A key feature of the markets Walsh and his partners invest in is that they are characterised by randomly “independent events”. Specifically, the occurrence of one event does not influence the chance of the other and they therefore have “finite variance”, or limited downside risk.
“Gambling has the huge benefit of having independent events – I cannot get blown up by the black swans that plague financial markets.”
He says deploying mathematics in “equities markets that may have infinite variance outcomes makes working out probabilities much harder”.
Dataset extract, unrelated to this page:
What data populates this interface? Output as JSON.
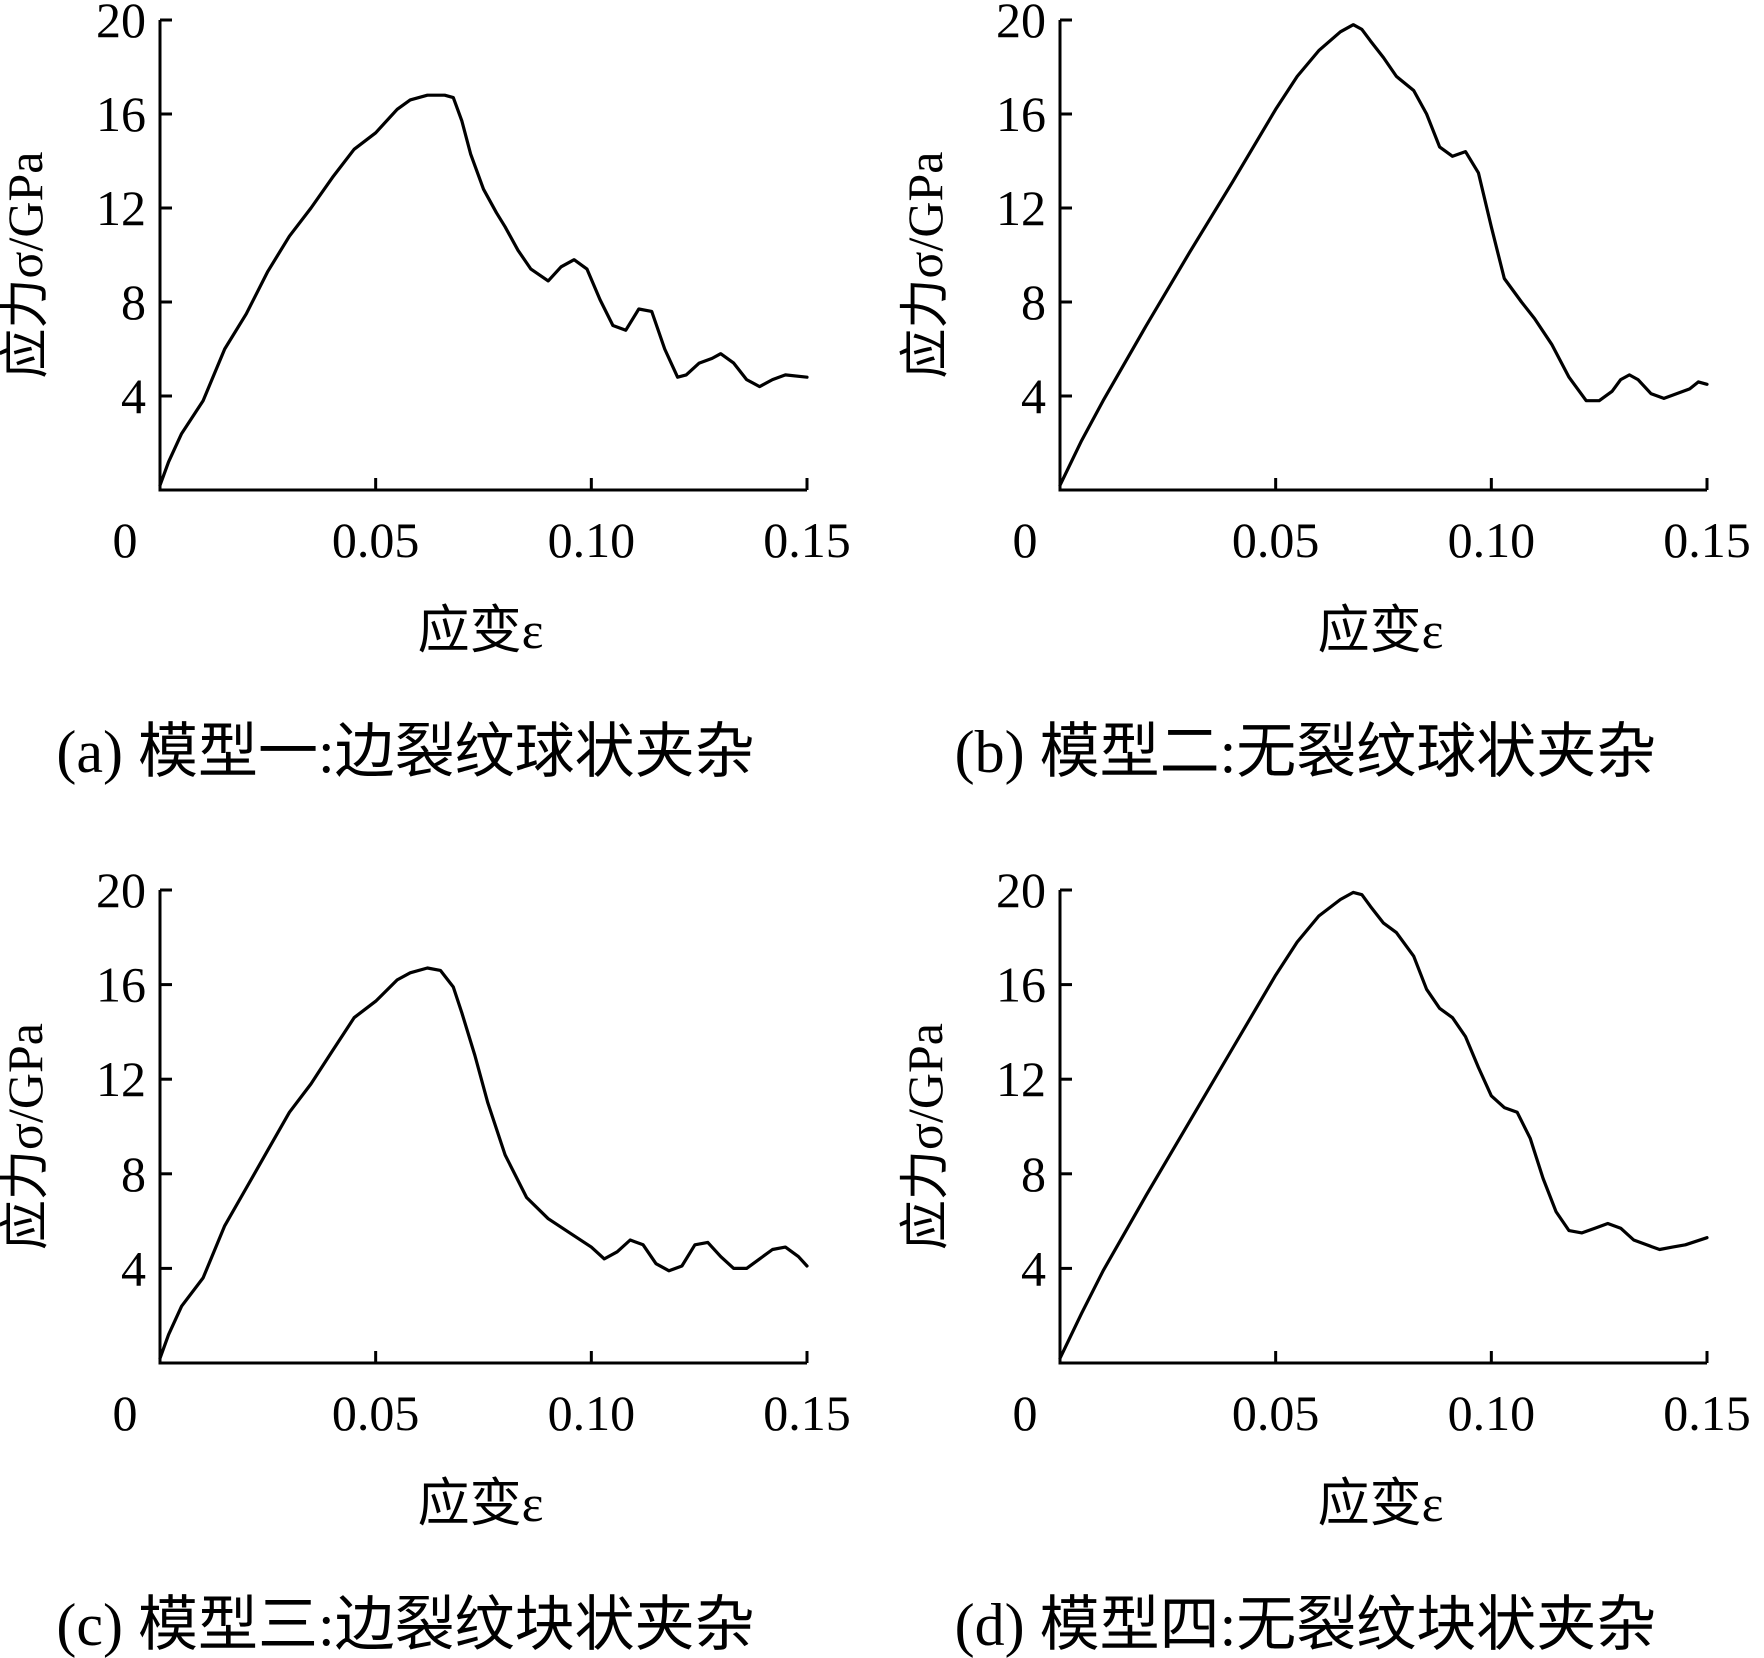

“You don’t know whether you are summing a sequence of fractions that add to one or if they add to infinity, because financial markets have non-independent [or potentially related] events,” he says.
The bankable independence of results in gambling markets is the “component of our strategy that gives me the most security”, Walsh says.
“It is even better in games like black jack, where the events are not only independent but also negatively correlated – your chance of winning goes up if you lost the previous hand because there are an excess of cards remaining that are advantageous to you.”
He is critical of the billionaires printed in financial markets who “often make money in the low-probability, high-opportunity outcomes that are essentially exhibiting ‘correlated parlays’ [where one event significantly influences the probability of another].
“Correlated parlays make people look smart and can create a whole bunch of rich folks, but there was probably nothing but pathologies in the financial data.”
From a profile of David Walsh, a guy who made a fortune using quantitative models to gamble professionally. Walsh seems to have a healthy appreciation for the role luck has played in his success and is redeploying much of his fortune to build an eccentric art museum in Tasmania.
It's his explanation of his success that is worth studying.
Asked about exactly what his team’s “edge” has been over the years, Walsh distils [sic] it down to embracing the wisdom of crowds.
“You can work out some complex algorithm to predict horse racing odds using multinominal logistic regression,” Walsh says. “But the result would significantly underperform the public odds.
“The key is that the public odds must be included in your model. The best models are not predictive models per se, but ‘perturbation’ models that start with the assumption that the public is right and then work out what small errors they might make.
“The public odds are not just an important signal – they are a remarkably efficient signal.”
He cites the example of the former Russian chess grandmaster Boris Spassky, who played and lost to the Russian public in a game of chess.
He describes the public’s ability to make accurate collective decisions as an “emergent strategy”, like birds flocking or democracies (which form not in the mind of one individual, but through the interactions of many).
“I am saying there is wisdom in crowds beyond the point you can model without explicitly incorporating it.”
How does this system work in practice? “Let’s talk about Sydney race night on Saturday,” Walsh explains.
“We might have a model of what we think the probabilities should be that includes the public odds.
“We essentially wager on those events that have better chances than the public thinks, which gives us a positive return expectation.”